We all know what came after – pristine places losing their luster to trash, wildlife being harassed by pursuing photographers, wild places unable to deal with gazillion footfalls, withering away, and locals losing their prized freedom, privacy.
The power of small actions
We know the impact over-tourism has on places across the globe. Our geo-tagged images could put wildlife in danger by making information easily accessible to poachers; that simple post of a secluded mountain lake could change its fate like its remaining peers that are now polluted, despite being placidly hidden for most part of civilization, and many fragile ecosystems collapsing under over exposure. If anything, the current trajectory for most of these places is probably off the cliff!
So, should you still continue to geotag at all?
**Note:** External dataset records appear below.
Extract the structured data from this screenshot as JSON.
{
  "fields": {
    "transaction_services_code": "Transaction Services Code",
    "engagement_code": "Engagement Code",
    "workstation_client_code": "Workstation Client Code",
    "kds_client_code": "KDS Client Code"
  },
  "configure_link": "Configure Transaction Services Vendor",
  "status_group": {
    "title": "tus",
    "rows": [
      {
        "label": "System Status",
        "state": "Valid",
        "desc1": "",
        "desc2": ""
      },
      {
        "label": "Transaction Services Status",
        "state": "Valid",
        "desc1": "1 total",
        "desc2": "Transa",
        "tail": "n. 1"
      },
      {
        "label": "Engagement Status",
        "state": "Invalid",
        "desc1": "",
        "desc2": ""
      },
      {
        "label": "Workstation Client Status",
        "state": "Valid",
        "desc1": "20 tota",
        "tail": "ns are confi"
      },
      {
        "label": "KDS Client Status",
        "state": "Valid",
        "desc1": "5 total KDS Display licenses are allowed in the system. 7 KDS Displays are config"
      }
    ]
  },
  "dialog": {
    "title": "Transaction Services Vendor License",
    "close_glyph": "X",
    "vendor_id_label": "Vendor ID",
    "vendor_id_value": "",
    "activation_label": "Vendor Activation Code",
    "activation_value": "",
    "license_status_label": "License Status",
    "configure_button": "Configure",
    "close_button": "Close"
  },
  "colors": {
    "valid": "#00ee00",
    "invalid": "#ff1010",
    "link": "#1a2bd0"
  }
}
Well here’s my rationale! This whole rap about “issues” facing the world is so passé, none of these problems are new! We know what war does to humanity, what chopping trees do to the ecosystem and the climate, about corporate manipulation, about ideologies and corrupt governments, about racism, religion, and over consumption – we also know about poverty, the dead and the dying. But what has this collective knowledge actually led to? Just history repeating itself and a world progressing with overzealous ambition on a vulnerable planet, probably on its last legs.
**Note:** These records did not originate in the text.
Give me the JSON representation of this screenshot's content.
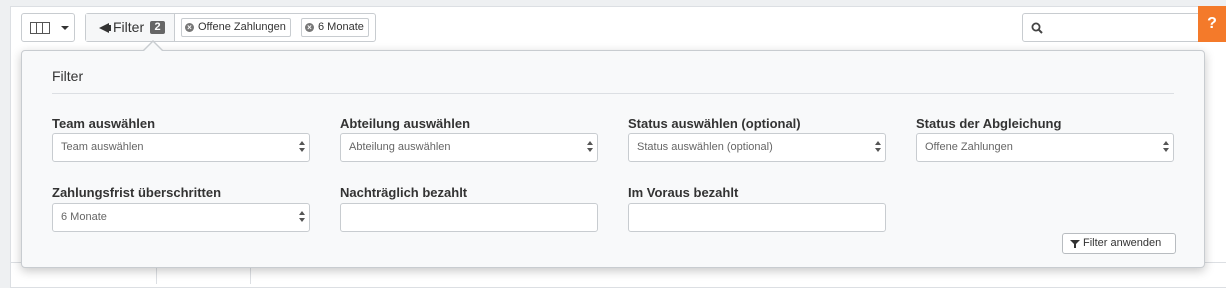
{
  "toolbar": {
    "columns_icon": "columns-icon",
    "filter_label": "Filter",
    "filter_count": "2",
    "active_filters": [
      {
        "label": "Offene Zahlungen",
        "remove_icon": "remove-circle-icon"
      },
      {
        "label": "6 Monate",
        "remove_icon": "remove-circle-icon"
      }
    ],
    "search_icon": "search-icon",
    "search_value": "",
    "help_label": "?"
  },
  "filter_panel": {
    "title": "Filter",
    "fields": [
      {
        "label": "Team auswählen",
        "type": "select",
        "value": "Team auswählen"
      },
      {
        "label": "Abteilung auswählen",
        "type": "select",
        "value": "Abteilung auswählen"
      },
      {
        "label": "Status auswählen (optional)",
        "type": "select",
        "value": "Status auswählen (optional)"
      },
      {
        "label": "Status der Abgleichung",
        "type": "select",
        "value": "Offene Zahlungen"
      },
      {
        "label": "Zahlungsfrist überschritten",
        "type": "select",
        "value": "6 Monate"
      },
      {
        "label": "Nachträglich bezahlt",
        "type": "text",
        "value": ""
      },
      {
        "label": "Im Voraus bezahlt",
        "type": "text",
        "value": ""
      }
    ],
    "apply_label": "Filter anwenden"
  },
  "colors": {
    "help_accent": "#f47a2a",
    "badge": "#666666",
    "panel_background": "#f8f9fa"
  }
}
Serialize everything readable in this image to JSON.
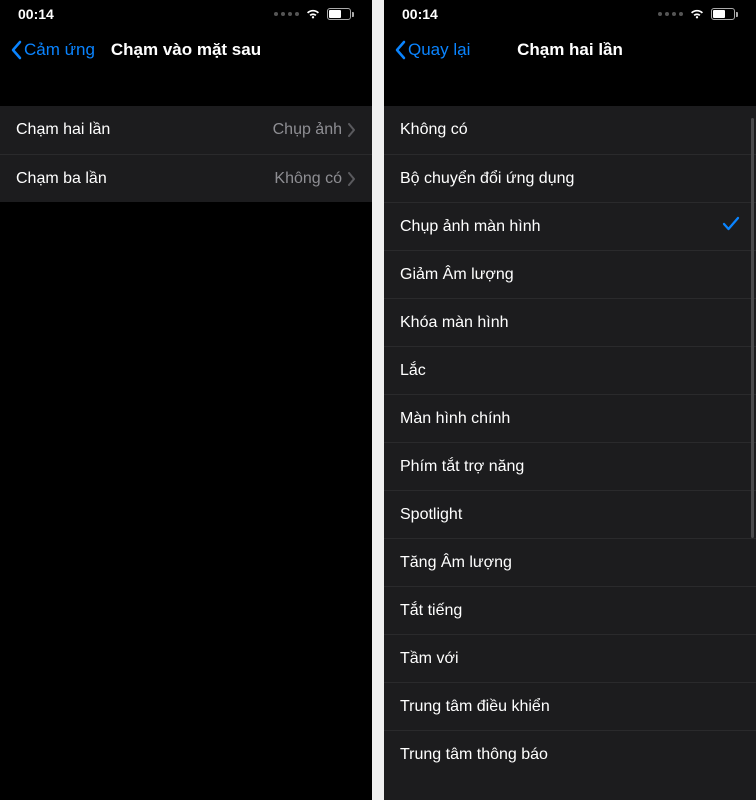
{
  "statusbar": {
    "time": "00:14"
  },
  "left": {
    "back_label": "Cảm ứng",
    "title": "Chạm vào mặt sau",
    "rows": [
      {
        "label": "Chạm hai lần",
        "value": "Chụp ảnh"
      },
      {
        "label": "Chạm ba lần",
        "value": "Không có"
      }
    ]
  },
  "right": {
    "back_label": "Quay lại",
    "title": "Chạm hai lần",
    "selected_index": 2,
    "options": [
      "Không có",
      "Bộ chuyển đổi ứng dụng",
      "Chụp ảnh màn hình",
      "Giảm Âm lượng",
      "Khóa màn hình",
      "Lắc",
      "Màn hình chính",
      "Phím tắt trợ năng",
      "Spotlight",
      "Tăng Âm lượng",
      "Tắt tiếng",
      "Tầm với",
      "Trung tâm điều khiển",
      "Trung tâm thông báo"
    ]
  }
}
We might not have the will to change everything, but we are all entitled to one of the most powerful of resolutions – the power to choose. And this is the power I chose and exploit unabashedly—to constantly fight against relentless conditioning and strive to better understand sans majoritarian influences, hence, to make the most of the readily available dual mana – “free will”.
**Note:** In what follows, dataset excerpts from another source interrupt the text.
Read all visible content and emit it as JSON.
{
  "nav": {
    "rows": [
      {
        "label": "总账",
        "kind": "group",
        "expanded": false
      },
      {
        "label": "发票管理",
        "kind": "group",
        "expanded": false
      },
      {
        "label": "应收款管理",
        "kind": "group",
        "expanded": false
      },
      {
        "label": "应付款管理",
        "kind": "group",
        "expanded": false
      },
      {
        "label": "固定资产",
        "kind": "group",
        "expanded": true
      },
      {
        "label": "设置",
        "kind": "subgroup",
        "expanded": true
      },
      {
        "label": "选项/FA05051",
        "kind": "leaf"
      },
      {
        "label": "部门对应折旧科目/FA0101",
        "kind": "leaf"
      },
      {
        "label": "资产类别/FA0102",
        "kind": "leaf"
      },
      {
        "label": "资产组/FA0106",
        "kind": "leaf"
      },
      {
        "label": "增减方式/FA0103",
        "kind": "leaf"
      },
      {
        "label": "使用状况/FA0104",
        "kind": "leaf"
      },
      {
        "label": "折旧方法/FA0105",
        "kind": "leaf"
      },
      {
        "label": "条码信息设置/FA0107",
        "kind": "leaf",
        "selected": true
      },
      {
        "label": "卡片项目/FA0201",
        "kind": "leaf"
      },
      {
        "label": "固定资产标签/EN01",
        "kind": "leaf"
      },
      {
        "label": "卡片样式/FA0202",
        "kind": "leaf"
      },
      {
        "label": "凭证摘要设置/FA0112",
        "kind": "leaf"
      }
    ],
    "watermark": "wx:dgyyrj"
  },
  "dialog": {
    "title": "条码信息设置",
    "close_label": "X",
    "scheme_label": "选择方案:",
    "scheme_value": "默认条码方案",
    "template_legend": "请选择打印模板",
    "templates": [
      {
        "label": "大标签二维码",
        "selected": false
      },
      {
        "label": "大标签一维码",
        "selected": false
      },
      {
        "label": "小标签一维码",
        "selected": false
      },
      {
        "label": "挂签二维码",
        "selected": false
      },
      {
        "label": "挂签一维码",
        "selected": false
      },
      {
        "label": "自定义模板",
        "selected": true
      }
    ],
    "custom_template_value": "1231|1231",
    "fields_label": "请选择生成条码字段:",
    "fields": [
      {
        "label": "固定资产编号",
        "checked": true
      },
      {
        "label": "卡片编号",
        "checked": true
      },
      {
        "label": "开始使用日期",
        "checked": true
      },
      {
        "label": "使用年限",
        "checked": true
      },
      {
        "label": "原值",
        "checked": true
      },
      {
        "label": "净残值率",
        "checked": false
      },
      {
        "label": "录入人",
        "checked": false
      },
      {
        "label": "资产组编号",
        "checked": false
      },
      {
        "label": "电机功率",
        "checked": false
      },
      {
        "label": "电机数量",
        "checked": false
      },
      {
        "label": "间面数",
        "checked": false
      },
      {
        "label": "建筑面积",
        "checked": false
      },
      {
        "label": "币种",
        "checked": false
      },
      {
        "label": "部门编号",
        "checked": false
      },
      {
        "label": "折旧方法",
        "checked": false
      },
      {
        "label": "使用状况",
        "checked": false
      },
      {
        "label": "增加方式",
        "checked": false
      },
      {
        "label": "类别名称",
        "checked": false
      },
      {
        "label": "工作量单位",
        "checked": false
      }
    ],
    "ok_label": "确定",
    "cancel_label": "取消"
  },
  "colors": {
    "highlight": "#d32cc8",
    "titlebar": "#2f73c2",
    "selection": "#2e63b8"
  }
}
While we are constantly looking at the larger problems, we have forgotten the power of small actions or no action. Because what you decide to choose, you can change! Hence, I choose to not disclose information of places I visit, of the yummiest meal cooked by a local in the hills, of the wild horses that roam around free even today, or of the rarest flower that blooms at certain seasons in the forest! It may mean nothing – who cares about one person posting a single attractive picture of a place, right? Well, you are wrong! It’s those one-off images, coupled with the oh-so-poetically articulated message to inspire and entice that have led to the destruction of even the smallest of hillocks by overtourism. Which is why, several places like the Komodo Island, Faroe Island, Fjadrargljufur Canyon, Walker Canyon, Everest Basecamp from China and Bloemenmarkt market had to be forcefully shut to tourists lately.
But then why share an image at all to start with? To simply remind the world, one image at a time, that this earth is beautiful, there are still many things to be thankful for, to slowly nudge the majority away from the rat race and to maybe, subtly validate the pace of nature and wildlife – slow, patient, thankful and ever giving.
It’s not that everyone who geotags is aware of the consequences. I remember, in my early 20s, having haggled my friends to make their travel blogs public, to share details of their adventures, and having hassled them endlessly to give me ‘exact’ locations. Today, several years later, I want to thank each of them for not giving away details, for never making it easy, for being good-naturedly selfish and, hence, making this journey of exploration and learning so much more personal and long-winding, with no short cuts.
This is it – if this is being selfish, well, cheers to that and small actions of choice and change. Let's do this, responsibly.